Fruitée, bruyante, collante
Bien sûr, les frangins s’en défendent à grand renfort d’appellations génériques – «dance», «pop», «crossover » – et de qualificatifs métaphoriques – «fruitée, bruyante et collante». Mais ne nous y trompons pas: ce que les garnements de Disclosure sont en train de faire, à même pas 20 ans, c’est de recycler l’héritage nineties de Kenny Dixon Jr, Ron Trent et consort. D’ailleurs ils tiennent D’Angelo en très haute estime, et citent Michael Jackson quand on leur demande quelle serait la voix idéale pour une collaboration. Ben voyons.

Ce qui n’empêche pas Guy et Howard de faire la démonstration d’un talent insolent au long de «Settle», 18 titres distillés en tout artisanat dans un studio de fortune installé dans l’attique au-dessus de la salle de vente que tient leur père dans le sud-ouest de Londres. Ces deux fils d’un rocker à ses heures et d’une mère chanteuse de croisière se faisaient remarquer en 2010 déjà, au gré d’un titre produit sur l’autoradio de Guy. Récupéré par Greco-Roman, le label de Hot Chip, ils affirment une recette déjà bien huilée, à savoir les riffs de deep house au groove contagieux de Howard sur lesquels Guy pose des vocaux outrageusement cheesy, qu’il chante lui-même ou confie à quelques copines aux gorges évidemment sucrées – AlunaGeorge et Sasha Keable en tête de liste.
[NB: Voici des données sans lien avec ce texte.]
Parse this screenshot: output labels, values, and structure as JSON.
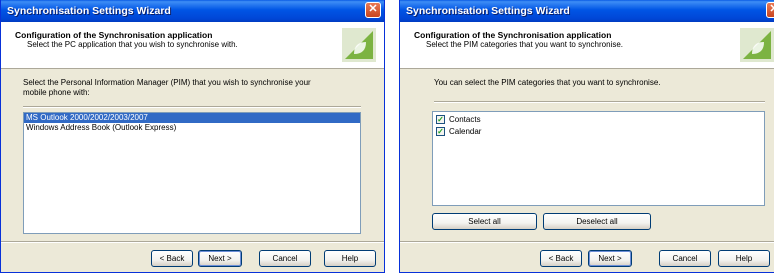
{
  "wizard1": {
    "title": "Synchronisation Settings Wizard",
    "header_title": "Configuration of the Synchronisation application",
    "header_subtitle": "Select the PC application that you wish to synchronise with.",
    "prompt_line1": "Select the Personal Information Manager (PIM) that you wish to synchronise your",
    "prompt_line2": "mobile phone with:",
    "applications": [
      {
        "label": "MS Outlook 2000/2002/2003/2007",
        "selected": true
      },
      {
        "label": "Windows Address Book (Outlook Express)",
        "selected": false
      }
    ],
    "buttons": {
      "back": "< Back",
      "next": "Next >",
      "cancel": "Cancel",
      "help": "Help"
    }
  },
  "wizard2": {
    "title": "Synchronisation Settings Wizard",
    "header_title": "Configuration of the Synchronisation application",
    "header_subtitle": "Select the PIM categories that you want to synchronise.",
    "prompt": "You can select the PIM categories that you want to synchronise.",
    "categories": [
      {
        "label": "Contacts",
        "checked": true
      },
      {
        "label": "Calendar",
        "checked": true
      }
    ],
    "select_all": "Select all",
    "deselect_all": "Deselect all",
    "buttons": {
      "back": "< Back",
      "next": "Next >",
      "cancel": "Cancel",
      "help": "Help"
    }
  },
  "icons": {
    "close": "close-icon",
    "logo": "android-logo-icon",
    "check": "checkmark-icon"
  },
  "colors": {
    "titlebar": "#0055e5",
    "selection": "#316ac5",
    "logo_green": "#8bc34a",
    "dialog_bg": "#ece9d8"
  }
}
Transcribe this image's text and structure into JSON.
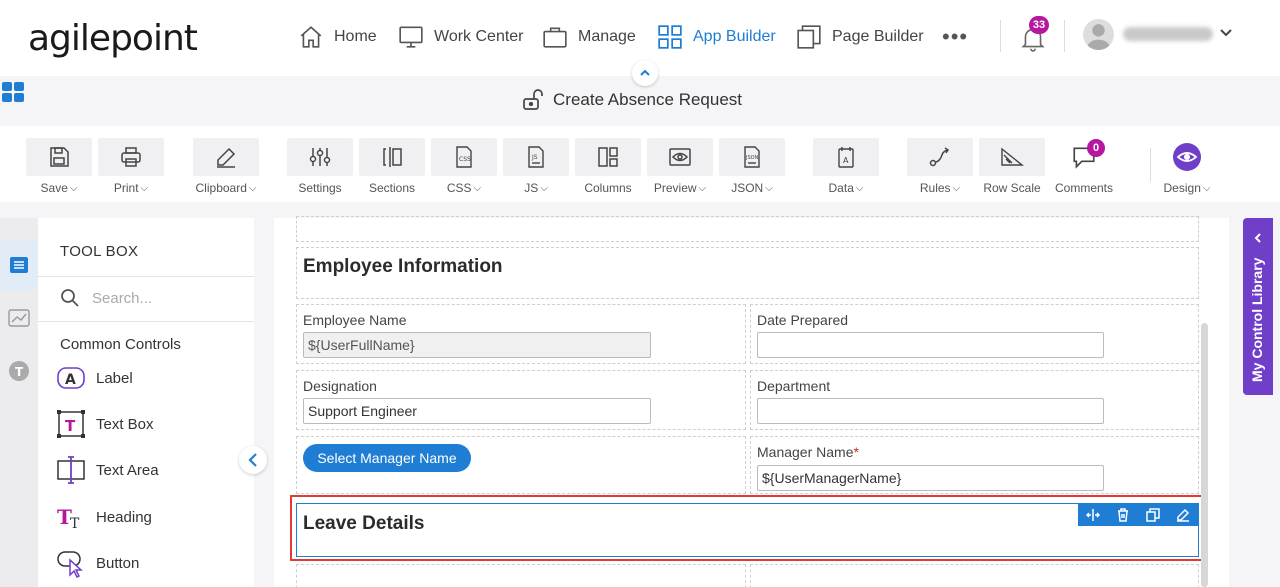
{
  "app": {
    "logo": "agilepoint"
  },
  "nav": {
    "items": [
      {
        "label": "Home",
        "icon": "home-icon"
      },
      {
        "label": "Work Center",
        "icon": "monitor-icon"
      },
      {
        "label": "Manage",
        "icon": "briefcase-icon"
      },
      {
        "label": "App Builder",
        "icon": "grid-icon",
        "active": true
      },
      {
        "label": "Page Builder",
        "icon": "pages-icon"
      }
    ],
    "more": "•••",
    "notifications_count": "33"
  },
  "form": {
    "title": "Create Absence Request"
  },
  "toolbar": {
    "items": [
      {
        "label": "Save",
        "dropdown": true
      },
      {
        "label": "Print",
        "dropdown": true
      },
      {
        "label": "Clipboard",
        "dropdown": true
      },
      {
        "label": "Settings",
        "dropdown": false
      },
      {
        "label": "Sections",
        "dropdown": false
      },
      {
        "label": "CSS",
        "dropdown": true
      },
      {
        "label": "JS",
        "dropdown": true
      },
      {
        "label": "Columns",
        "dropdown": false
      },
      {
        "label": "Preview",
        "dropdown": true
      },
      {
        "label": "JSON",
        "dropdown": true
      },
      {
        "label": "Data",
        "dropdown": true
      },
      {
        "label": "Rules",
        "dropdown": true
      },
      {
        "label": "Row Scale",
        "dropdown": false
      },
      {
        "label": "Comments",
        "dropdown": false
      },
      {
        "label": "Design",
        "dropdown": true
      }
    ],
    "comments_count": "0"
  },
  "toolbox": {
    "title": "TOOL BOX",
    "search_placeholder": "Search...",
    "section": "Common Controls",
    "tools": [
      "Label",
      "Text Box",
      "Text Area",
      "Heading",
      "Button"
    ]
  },
  "canvas": {
    "section1_heading": "Employee Information",
    "fields": {
      "employee_name_label": "Employee Name",
      "employee_name_value": "${UserFullName}",
      "date_prepared_label": "Date Prepared",
      "date_prepared_value": "",
      "designation_label": "Designation",
      "designation_value": "Support Engineer",
      "department_label": "Department",
      "department_value": "",
      "manager_name_label": "Manager Name",
      "manager_name_required": "*",
      "manager_name_value": "${UserManagerName}"
    },
    "select_manager_button": "Select Manager Name",
    "section2_heading": "Leave Details"
  },
  "right_panel": {
    "label": "My Control Library"
  },
  "colors": {
    "accent": "#1f7ed3",
    "badge": "#b5179e",
    "library_tab": "#6f3fc9",
    "selection": "#e53935"
  }
}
Le résultat, formidablement addictif et méchamment bien envoyé, semble déjà trop bien installé dans les charts pour convaincre la frange la plus poilue du revival house. Avec leurs mentons imberbes et leurs visages poupon, les Disclosure semblent il est vrai plus proches de One Direction que de Carl Cox en termes de communication. Mignons et sympas (non ce ne sont pas forcément des insultes), ils racontent volontiers ne se battre pour rien d’autre que la nourriture, et se montrent tout sourire sur la couverture du magazine NME, qui n’hésite pas à les qualifier de «fun»… David Guetta et Calvin Harris n’ont qu’à bien se tenir.